Indian environmentalist

Peepal Baba or Swami Prem Parivartan is an environmentalist who along with his team has planted over 20 million trees in 202 districts across 18 states in India. He was born to a doctor of Indian Army on 26 January 1966 in Chandigarh, India. His English teacher inspired him at the age of 11 to plant trees in 1977. He is the founder of Give Me Trees Trust which was later registered as a non-governmental organisation in 2011. He took asceticism in 1984 from Osho Rajneesh, who gave him the name "Swami Prem Parivartan". Now he also is an inspiration for others interested in the Nature.

==Early life==
Peepal Baba was born on 26 January 1966 in Chandigarh, India as Azad Jain. His English teacher inspired him at the age of 11 to plant trees on Range Hills Road at Kirkee Military Station in 1977. He planted his first trees on 26 January 1977 in a hobby club in Pune. Since then he has been planting trees.

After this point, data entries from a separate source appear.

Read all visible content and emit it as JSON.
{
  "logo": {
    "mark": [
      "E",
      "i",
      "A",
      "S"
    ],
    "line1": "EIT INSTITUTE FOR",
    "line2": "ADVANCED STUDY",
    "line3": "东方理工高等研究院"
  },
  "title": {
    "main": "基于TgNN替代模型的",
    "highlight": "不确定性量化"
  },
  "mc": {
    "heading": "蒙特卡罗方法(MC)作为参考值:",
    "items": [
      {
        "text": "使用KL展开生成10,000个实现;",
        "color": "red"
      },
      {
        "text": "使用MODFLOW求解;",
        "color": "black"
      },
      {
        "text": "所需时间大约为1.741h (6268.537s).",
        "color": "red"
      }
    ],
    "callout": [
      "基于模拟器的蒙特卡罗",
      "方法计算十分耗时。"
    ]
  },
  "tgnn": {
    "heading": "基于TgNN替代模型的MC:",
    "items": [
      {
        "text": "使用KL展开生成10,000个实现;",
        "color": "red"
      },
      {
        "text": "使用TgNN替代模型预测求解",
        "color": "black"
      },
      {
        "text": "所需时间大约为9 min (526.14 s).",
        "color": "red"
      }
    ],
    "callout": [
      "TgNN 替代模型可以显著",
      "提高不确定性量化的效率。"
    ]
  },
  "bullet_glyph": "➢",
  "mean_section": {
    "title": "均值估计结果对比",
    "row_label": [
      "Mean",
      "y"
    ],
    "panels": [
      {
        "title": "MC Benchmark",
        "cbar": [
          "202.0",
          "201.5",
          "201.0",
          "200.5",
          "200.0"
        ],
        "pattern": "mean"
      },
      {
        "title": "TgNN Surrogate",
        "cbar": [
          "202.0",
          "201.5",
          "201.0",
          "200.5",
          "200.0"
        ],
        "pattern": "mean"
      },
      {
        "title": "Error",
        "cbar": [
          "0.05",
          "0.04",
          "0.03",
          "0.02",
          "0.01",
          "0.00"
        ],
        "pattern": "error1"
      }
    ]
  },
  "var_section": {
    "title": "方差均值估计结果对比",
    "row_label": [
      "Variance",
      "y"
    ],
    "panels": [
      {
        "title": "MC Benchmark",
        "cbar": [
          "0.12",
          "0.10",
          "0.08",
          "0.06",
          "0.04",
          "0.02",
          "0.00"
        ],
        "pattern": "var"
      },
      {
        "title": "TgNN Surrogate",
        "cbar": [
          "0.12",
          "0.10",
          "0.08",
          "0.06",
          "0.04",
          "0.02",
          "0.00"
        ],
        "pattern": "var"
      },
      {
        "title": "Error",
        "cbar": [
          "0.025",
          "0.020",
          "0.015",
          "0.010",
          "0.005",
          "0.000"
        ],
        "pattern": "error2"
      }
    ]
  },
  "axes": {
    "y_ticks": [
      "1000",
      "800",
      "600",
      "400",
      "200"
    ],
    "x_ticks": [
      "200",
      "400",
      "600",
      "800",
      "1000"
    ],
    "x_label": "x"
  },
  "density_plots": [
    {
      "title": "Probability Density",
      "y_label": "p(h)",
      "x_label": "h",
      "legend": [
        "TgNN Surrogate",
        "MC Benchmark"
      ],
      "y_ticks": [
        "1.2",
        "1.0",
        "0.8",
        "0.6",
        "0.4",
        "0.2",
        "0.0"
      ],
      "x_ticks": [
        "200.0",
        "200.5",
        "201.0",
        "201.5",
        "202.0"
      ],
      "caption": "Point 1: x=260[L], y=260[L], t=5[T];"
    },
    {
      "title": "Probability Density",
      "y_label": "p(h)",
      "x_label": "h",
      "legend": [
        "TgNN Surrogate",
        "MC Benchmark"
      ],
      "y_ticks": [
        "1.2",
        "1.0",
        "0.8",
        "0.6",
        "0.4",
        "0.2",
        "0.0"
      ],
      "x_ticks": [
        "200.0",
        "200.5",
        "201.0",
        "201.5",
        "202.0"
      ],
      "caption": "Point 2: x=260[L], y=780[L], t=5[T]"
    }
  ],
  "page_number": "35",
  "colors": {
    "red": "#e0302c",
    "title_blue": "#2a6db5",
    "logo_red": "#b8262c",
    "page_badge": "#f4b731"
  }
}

He completed his master's degrees in English literature and journalism. His father served as a doctor in the Indian Army.

==Career==

He took asceticism in 1984 from Osho Rajneesh, who gave him the name "Swami Prem Parivartan". He founded the Give Me Trees Trust in 2010 after years of planting trees independently on his own. He later got it registered as a non-governmental organisation in 2011.

During the period of COVID pandemic, he and his team continued on their mission to plant trees following social distancing norms. Within a period of around 43 years, he and his team has managed to plant 20 million trees in 202 districts across 18 states of India.